Turn your eyes upon Jesus.
In The Seven Habits of Highly Effective People, Stephen Covey talks about a phenomenon he calls a paradigm shift. It happens when new information radically changes your understanding of a situation or life or reality itself. His illustration involved riding on a subway train on a Sunday morning in New York. He was quietly enjoying his newspaper, but several children were horse-playing all around him and their apparent father wasn’t doing anything to control them. Covey got irritated, until he finally asked the father if he could settle them down a bit. The father quickly apologized and explained that their mother had just died and they didn’t know what to do. And he didn’t either.
Do you see the shift? In a flash, Covey went from irritation to sympathy, from drawing a boundary to leaping to aid this man in the midst of this family crisis and tragedy. Once we know the full picture, our hearts leap to empathy, sympathy and aid.
Camp Wingmann registration opened this weekend. But I started recruiting for the camp weeks ago.
I’m encouraging families, pushing as hard as I can without offending, every child and youth entering grades 3-12 in this church and any friends they can recruit to go. And no child should miss camp for financial reasons. This is a passion Fr. Tom and I share – he’s the camp’s board president and I’m his trusty sidekick. We will each devote a week this summer to serve as chaplain to the campers and staff. Good Shepherd has sent a lot of kids to camp and a number have become counselors. We love it.
Why?
We want children and youth to experience that paradigm shift that happens when we come to know Jesus. It changes everything. We want that for these kids and we want it for everyone. I long for it day after day for myself.
Which brings us to beholding the face of Jesus.
What do we really know about the face of Jesus? He’s one of the most painted and drawn figures in history. Perhaps when you think of him one of those comes to mind – a thin, very strong Palestinian Jewish man; perhaps a beard, brown skin, brown hair. We have him all around us in stained glass. But Jesus never sat for a portrait, of course.
Whatever you may envision, are we not drawn to his eyes? What does his face say? Love, true rest and peace reside in him. True love means also conviction, atonement, and healing from our sins as well as our infirmities.
Turn your eyes upon Jesus
Look full in his wonderful face
And the things of earth will grow strangely dim
In the light of his glory and grace.
Peter, James and John are brought into this very special moment where the face of Jesus changes. It literally says, “His face different” and his clothes dazzling white.
Something changed – far beyond the 200 muscles in his face making an expression. They are seeing him for who he truly is, for the first time. Jesus is transfigured before them – which means they are seeing him differently. Then comes their paradigm shift. They are transformed by him. From that moment, and other moments that will come, he will continue to change them.

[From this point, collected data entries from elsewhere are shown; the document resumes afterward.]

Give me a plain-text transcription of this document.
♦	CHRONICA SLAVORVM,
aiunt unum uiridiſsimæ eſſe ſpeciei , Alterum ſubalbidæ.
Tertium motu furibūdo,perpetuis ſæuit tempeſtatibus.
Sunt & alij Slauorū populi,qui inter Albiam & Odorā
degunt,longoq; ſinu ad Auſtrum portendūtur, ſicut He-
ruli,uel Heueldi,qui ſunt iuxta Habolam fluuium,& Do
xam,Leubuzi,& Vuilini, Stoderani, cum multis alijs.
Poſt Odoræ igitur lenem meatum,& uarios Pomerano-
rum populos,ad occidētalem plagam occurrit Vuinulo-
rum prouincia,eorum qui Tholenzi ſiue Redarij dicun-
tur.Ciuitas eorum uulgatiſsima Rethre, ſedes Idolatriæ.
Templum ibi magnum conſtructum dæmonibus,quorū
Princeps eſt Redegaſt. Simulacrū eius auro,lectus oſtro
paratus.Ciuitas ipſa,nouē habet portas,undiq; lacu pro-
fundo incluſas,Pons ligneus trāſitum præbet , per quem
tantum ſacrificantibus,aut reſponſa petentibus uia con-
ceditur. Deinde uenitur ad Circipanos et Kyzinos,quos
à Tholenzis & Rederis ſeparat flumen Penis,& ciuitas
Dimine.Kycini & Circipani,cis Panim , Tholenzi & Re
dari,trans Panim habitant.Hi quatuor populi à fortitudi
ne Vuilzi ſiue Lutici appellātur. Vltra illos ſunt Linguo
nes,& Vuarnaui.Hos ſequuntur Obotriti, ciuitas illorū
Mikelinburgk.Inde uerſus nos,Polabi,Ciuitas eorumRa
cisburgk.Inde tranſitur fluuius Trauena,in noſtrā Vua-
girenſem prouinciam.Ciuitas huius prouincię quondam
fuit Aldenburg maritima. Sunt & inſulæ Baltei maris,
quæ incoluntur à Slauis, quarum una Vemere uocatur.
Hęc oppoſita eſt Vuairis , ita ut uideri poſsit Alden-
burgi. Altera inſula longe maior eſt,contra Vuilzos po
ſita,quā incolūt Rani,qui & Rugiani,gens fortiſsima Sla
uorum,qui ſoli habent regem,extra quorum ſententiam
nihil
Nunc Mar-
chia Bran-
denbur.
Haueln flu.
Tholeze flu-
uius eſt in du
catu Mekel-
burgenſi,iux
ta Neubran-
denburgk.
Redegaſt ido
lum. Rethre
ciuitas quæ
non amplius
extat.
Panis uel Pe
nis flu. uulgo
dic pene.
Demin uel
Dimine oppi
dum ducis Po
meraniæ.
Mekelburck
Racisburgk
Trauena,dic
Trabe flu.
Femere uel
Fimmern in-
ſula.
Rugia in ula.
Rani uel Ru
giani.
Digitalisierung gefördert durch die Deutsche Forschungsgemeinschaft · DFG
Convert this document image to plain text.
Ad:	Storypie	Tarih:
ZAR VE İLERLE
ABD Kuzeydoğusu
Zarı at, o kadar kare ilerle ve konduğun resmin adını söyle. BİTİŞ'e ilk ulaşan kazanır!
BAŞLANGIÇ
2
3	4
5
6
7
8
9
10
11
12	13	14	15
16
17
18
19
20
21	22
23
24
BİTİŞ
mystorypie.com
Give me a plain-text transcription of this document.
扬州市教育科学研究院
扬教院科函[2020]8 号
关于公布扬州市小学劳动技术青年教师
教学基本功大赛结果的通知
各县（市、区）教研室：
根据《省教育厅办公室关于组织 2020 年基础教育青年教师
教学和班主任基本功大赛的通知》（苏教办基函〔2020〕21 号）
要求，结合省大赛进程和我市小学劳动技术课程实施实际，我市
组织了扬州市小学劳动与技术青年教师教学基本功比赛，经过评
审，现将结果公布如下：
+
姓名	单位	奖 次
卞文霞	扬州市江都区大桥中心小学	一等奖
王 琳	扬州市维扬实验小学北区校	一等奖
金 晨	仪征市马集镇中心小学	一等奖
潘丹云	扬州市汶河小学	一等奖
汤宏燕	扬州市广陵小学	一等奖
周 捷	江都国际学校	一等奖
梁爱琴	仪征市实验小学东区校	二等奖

In the moment, Peter makes a very natural correlation between Jesus, Moses and Elijah. Moses was the formational leader who received and delivered the Law of God, handed down during the Exodus, which shaped the life of Israel as a nation. Life as a society and also the individual daily life of each person was to be lived in a way that honored God. His face shone after his encounters with God, underscoring the authority of those commandments.
Elijah is more or less the prophet’s prophet. His return is associated with the restored life of Israel, their special relationship as God’s chosen people brought to fulfillment.
People want to see Jesus in each of these ways – even today.
We take very seriously Jesus’ instructions on how we should live. His “law of love” bears forward the demands of the Law – loving God, neighbor as ourselves and everything that as Jesus himself describes flows from those core principles. And so we uphold Jesus as the one who would set our society and our daily lives back to holiness and honoring God. He is very much in that way the new Moses, for his disciples of the first century and his disciples of the 21st century.
Likewise, his role akin to the new Elijah is true. He is the one who confronts the wrongs of society and within our own hearts with the Word of the living God. We stand convicted of our sin and called to repentance, to seek God’s forgiveness and amend our ways.
So like Peter many of us are tempted to grasp onto one or both of those perceptions of Jesus and rest there. Build a shelter, a dwelling where we can get all cozy and honor him.
God does not leave Peter or us with that option.
God says, “This is my son, the chosen One. Listen to him.”
Turning our eyes again upon Jesus, we are to see that he is much more than the new Moses or the new Elijah, though both of those are clearly part of the truth. He is the Son of the living God. When we look in his face we see God. We see our lives not as they are but as they will be according to God’s perfect will and his plan for our salvation.
We see in him healing of those desperately broken parts of our minds, bodies and spirits. We see in him hope for things that seem to us impossible.
All of this was accomplished in Jerusalem, on the cross, to which he must go with all that he is. For our children. For you. For me. For the world.
Seeing him clearly enables him to lead us throughout our lives, whatever we face.
Turn your eyes upon Jesus
Look full in his wonderful face
And the things of earth will grow strangely dim
In the light of his glory and grace.